Der Aperitivo ist mehr als ein Drink vor dem Abendessen – er ist ein soziales Ritual, ein kulinarisches Zwischenspiel und ein Ausdruck italienischer Lebensfreude. Ob auf der Terrazza Duomo 21 in Mailand oder an der schlichten Bar-Theke – überall gehört zum Getränk mindestens eine Kleinigkeit dazu. Chips, Nüsse oder ein paar Oliven – im Preis inbegriffen. Es geht aber noch mehr – oft werden raffinierte kleine Häppchen (stuzzichini) gereicht.
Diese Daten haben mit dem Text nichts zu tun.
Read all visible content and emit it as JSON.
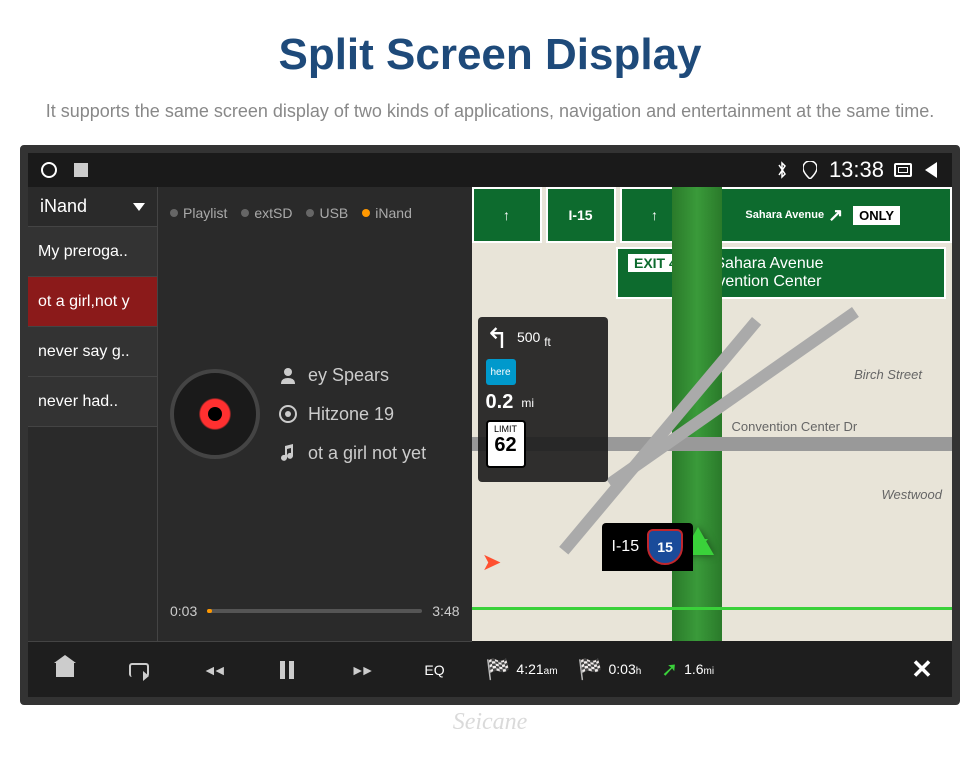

Der Ursprung des Aperitivo all’italiana
Die Aperitivo-Tradition reicht bis ins 18. Jahrhundert zurück. Damals erfand Antonio Benedetto Carpano den Wermut in Turin, der von dort aus schon bald nach ganz Europa exportiert wurde. Wermut, eine Mischung aus Weißwein und Kräutern – der erste Aperitif par excellence. Er wurde um 1800 nicht nur in Turin, sondern auch in Genua, Florenz, Venedig, Rom, Neapel und Mailand getrunken.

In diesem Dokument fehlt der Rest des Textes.